That’s the title of Subtitle E.
And, because this is the Federal Government, affordable coverage choices start with taxes and subsidies. This shouldn’t surprise anyone that has taken any economics, as the primary tool of a government has to affect actions in the economy is through taxes and spending.
This particular section – 1401 – discusses a tax credit, given against a tax, for premium assistance. What the heck?!?
First – this implies that there is premium assistance for those who are unable to afford their health insurance premiums. And there is. Since insurance is mandated, the Act recognizes that not all people will be able to afford the premiums, so it gives some people money back. This applies if your household makes over 133% of the poverty level. If it makes less – you are probably (at least under the Act) eligible for Medicaid. There is some chance that your particular state will decide not to expand Medicaid coverage to people who make between 100% and 133% of the poverty line, or who don’t have dependent children. If your state doesn’t expand this coverage, I suggest you think about why, and possibly, how to move to state that does.
The premiums in the Exchanges, which are what the rebates are for, are also related to the color of the plan (remember the colors of the plans back in this post?) – with the amounts tied into the second lowest cost for a silver plan. Confused yet?
If you choose to buy insurance from your employer, rather than through an Exchange, and that health care is deemed to be meeting the essential minimal coverage guidelines, and to be affordable, or you receive health care under a free choice voucher (a later section) then you aren’t eligible for the premium assistance. It is up to you to decide if your health insurance would be cheaper through your employer, or through an Exchange.
So – because you received money, that’s considered income. To avoid having people taxed on this “income” the IRS gives you a tax credit. That’s the Feds for you – if there is a complicated way to do something – that’s what they choose.
There are provisions in this section to review this tax credit, and the insurance plans in general, after 5 years, to see if it met the purported goals of increasing health insurance coverage without being too burdensome on the populous. If the history of the US is any indication, it will be unlikely that a tax credit will get eliminated, but it’s possible.

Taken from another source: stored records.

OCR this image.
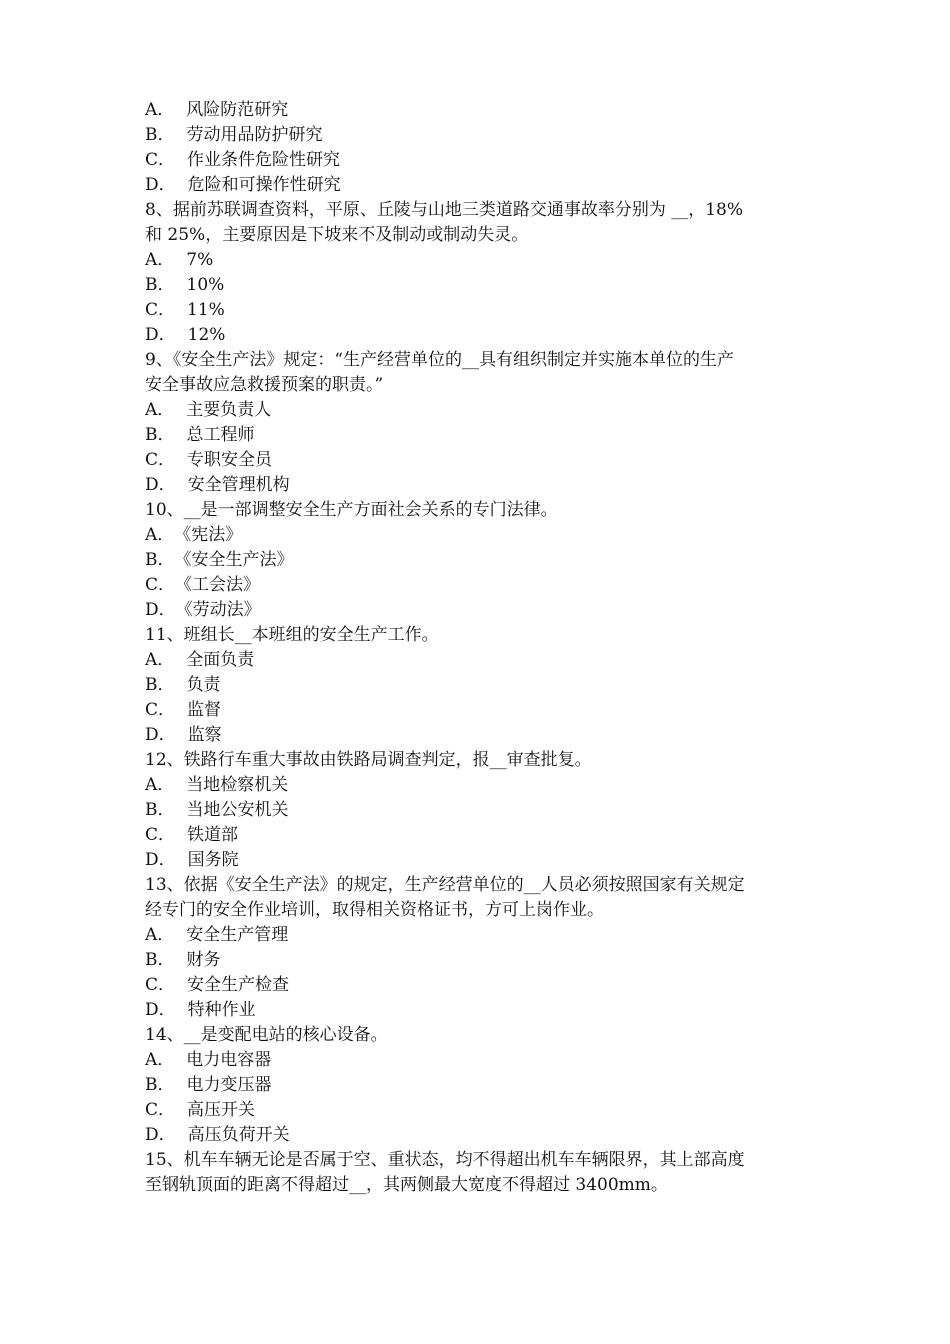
A． 风险防范研究
B． 劳动用品防护研究
C． 作业条件危险性研究
D． 危险和可操作性研究
8、据前苏联调查资料，平原、丘陵与山地三类道路交通事故率分别为 __，18%
和 25%，主要原因是下坡来不及制动或制动失灵。
A． 7%
B． 10%
C． 11%
D． 12%
9、《安全生产法》规定：“生产经营单位的__具有组织制定并实施本单位的生产
安全事故应急救援预案的职责。”
A． 主要负责人
B． 总工程师
C． 专职安全员
D． 安全管理机构
10、__是一部调整安全生产方面社会关系的专门法律。
A．《宪法》
B．《安全生产法》
C．《工会法》
D．《劳动法》
11、班组长__本班组的安全生产工作。
A． 全面负责
B． 负责
C． 监督
D． 监察
12、铁路行车重大事故由铁路局调查判定，报__审查批复。
A． 当地检察机关
B． 当地公安机关
C． 铁道部
D． 国务院
13、依据《安全生产法》的规定，生产经营单位的__人员必须按照国家有关规定
经专门的安全作业培训，取得相关资格证书，方可上岗作业。
A． 安全生产管理
B． 财务
C． 安全生产检查
D． 特种作业
14、__是变配电站的核心设备。
A． 电力电容器
B． 电力变压器
C． 高压开关
D． 高压负荷开关
15、机车车辆无论是否属于空、重状态，均不得超出机车车辆限界，其上部高度
至钢轨顶面的距离不得超过__，其两侧最大宽度不得超过 3400mm。
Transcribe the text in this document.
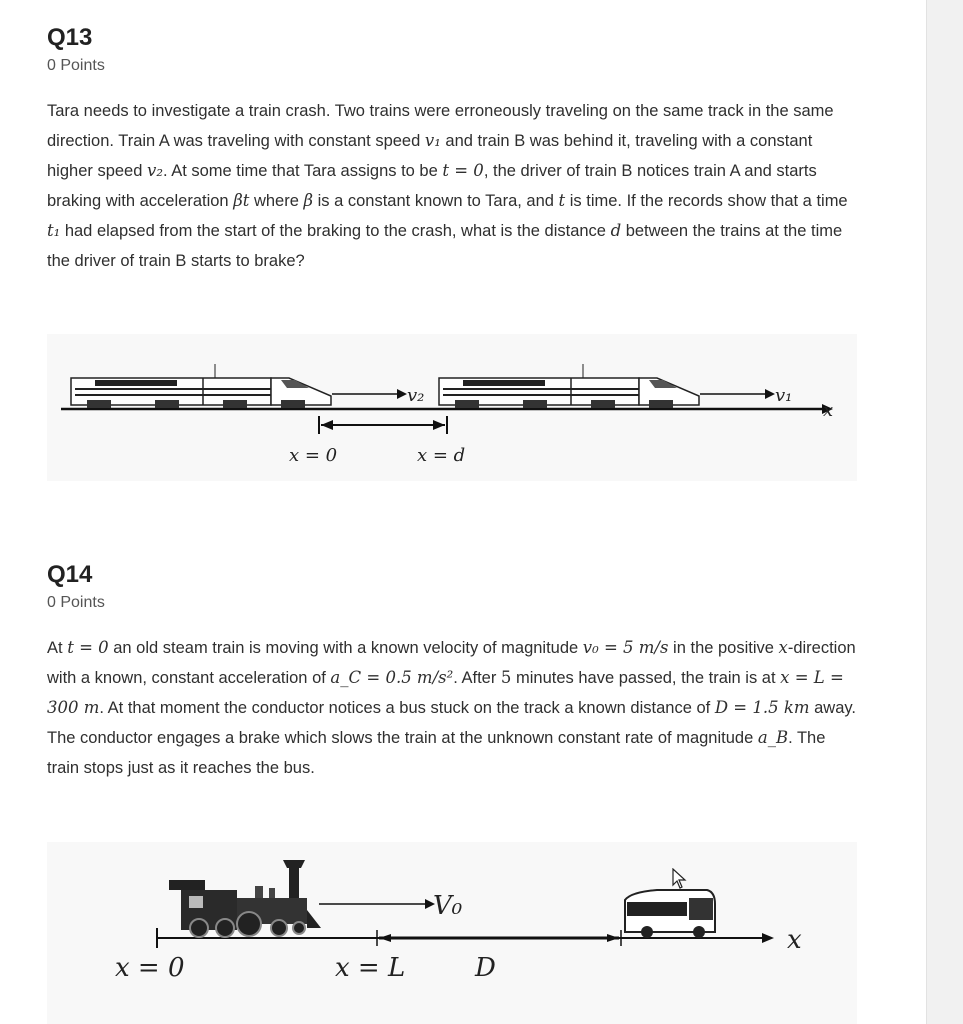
Q13
0 Points
Tara needs to investigate a train crash. Two trains were erroneously traveling on the same track in the same direction. Train A was traveling with constant speed v₁ and train B was behind it, traveling with a constant higher speed v₂. At some time that Tara assigns to be t = 0, the driver of train B notices train A and starts braking with acceleration βt where β is a constant known to Tara, and t is time. If the records show that a time t₁ had elapsed from the start of the braking to the crash, what is the distance d between the trains at the time the driver of train B starts to brake?
v₂	v₁
x
x = 0	x = d
Q14
0 Points
At t = 0 an old steam train is moving with a known velocity of magnitude v₀ = 5 m/s in the positive x-direction with a known, constant acceleration of a_C = 0.5 m/s². After 5 minutes have passed, the train is at x = L = 300 m. At that moment the conductor notices a bus stuck on the track a known distance of D = 1.5 km away. The conductor engages a brake which slows the train at the unknown constant rate of magnitude a_B. The train stops just as it reaches the bus.
V₀
x
x = 0	x = L	D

You might be asking yourself, why all of this complicated tax credit, premium assistance, etc, is part of a Reform Act intended to make getting health care easier? Well – that’s because it isn’t precisely intended to make getting health care easier. If that were the goal, it would have set up a single payer system. Single payer systems, which have been referred to as socialist, the work of the devil, and sensible, are present in the US, but only if you are old, or a veteran. Otherwise, you get insurance. So the PPACA is there to make getting insurance easier. It’s also good, if you like the PPACA, that they picked a taxation system, rather than trying to implement a mandate strictly through the use of the Commerce Clause of the Constitution. The Opinion that supported the constitutionality of the individual mandate made it clear that they wouldn’t have done so had it not been a tax matter.